Eisenhower on Vietnam

In my blog Revisionist History I mentioned that the U.S. unilaterally defied the Geneva agreements which called for elections in Viet Nam. This lawlessness was the work of John Foster Dulles, Sec. of State for President Dwight Eisenhower. My friend Bob K. writes:

"My recollection is that Eisenhower in his Mandate for Change conceded that had the elections been held as planned at Geneva Ho Chi Minh would have won in a landslide. Hence our repudiation of the elections and hence our invasion of the south"

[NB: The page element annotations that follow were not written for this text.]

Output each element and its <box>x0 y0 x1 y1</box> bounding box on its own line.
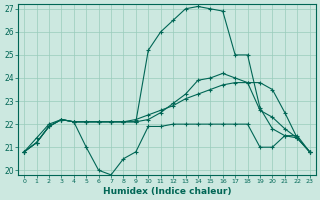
X-axis label: Humidex (Indice chaleur): Humidex (Indice chaleur) <box>103 187 231 196</box>
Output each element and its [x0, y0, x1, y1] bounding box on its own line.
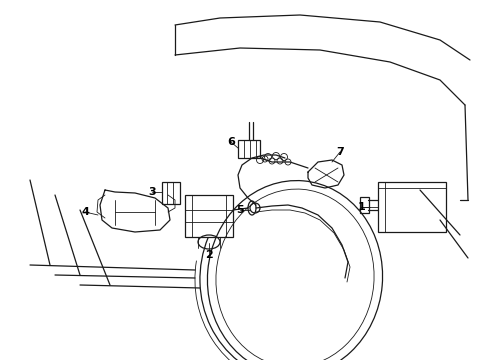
Text: 3: 3 [148, 187, 156, 197]
Text: 1: 1 [358, 202, 366, 212]
Text: 4: 4 [81, 207, 89, 217]
Text: 5: 5 [236, 205, 244, 215]
Text: 6: 6 [227, 137, 235, 147]
Text: 7: 7 [336, 147, 344, 157]
Text: 2: 2 [205, 250, 213, 260]
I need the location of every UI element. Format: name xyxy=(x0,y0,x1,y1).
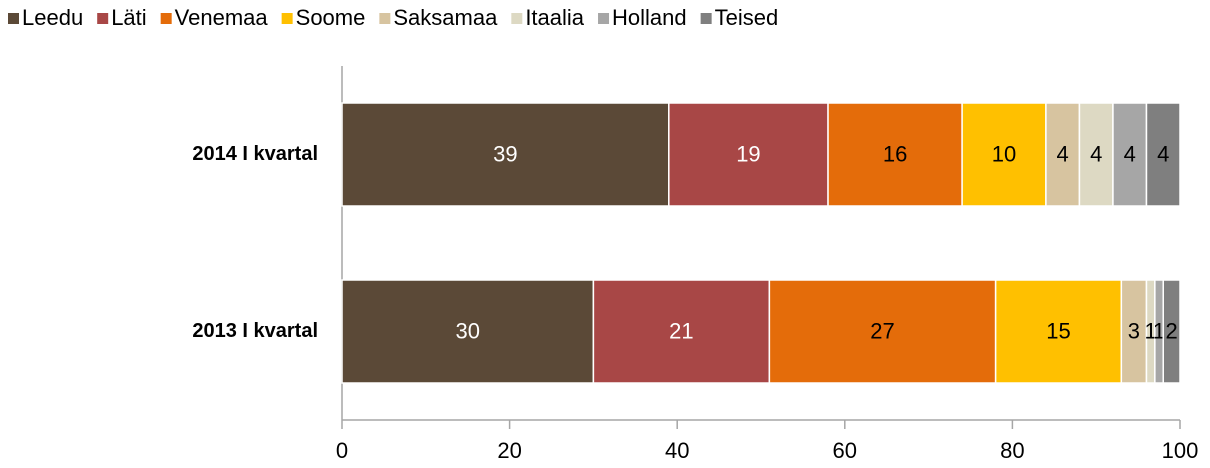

Bob is right; on page 337 of Mandate for Change, Eisenhower writes (italics are mine):

"Delay or equivocation in implementing complete independence could only serve to bolster the Communist claim that this was in reality a war to preserve colonialism. To American ears the first French pronouncements, soon made to the world, were a distinct step forward, but it was almost impossible to make the average Vietnamese peasant realize that the French, under whose rule his people had lived for some eighty years, were really fighting in the cause of freedom, while the Vietminh, people of their own ethnic origins, were fighting on the side of slavery. It was generally conceded that had an election been held, Ho Chi Minh would have been elected Premier. Unhappily, the situation was exacerbated by the almost total lack of leadership displayed by the Vietnamese Chief of State, Bao Dai, who, while nominally the head of that nation, chose to spend the bulk of his time in the spas of Europe rather than in his own land leading his armies against those of Communism."

Of course, Bao Dai was not really the head of Viet Nam, but only the corrupt head of the southern part of the country.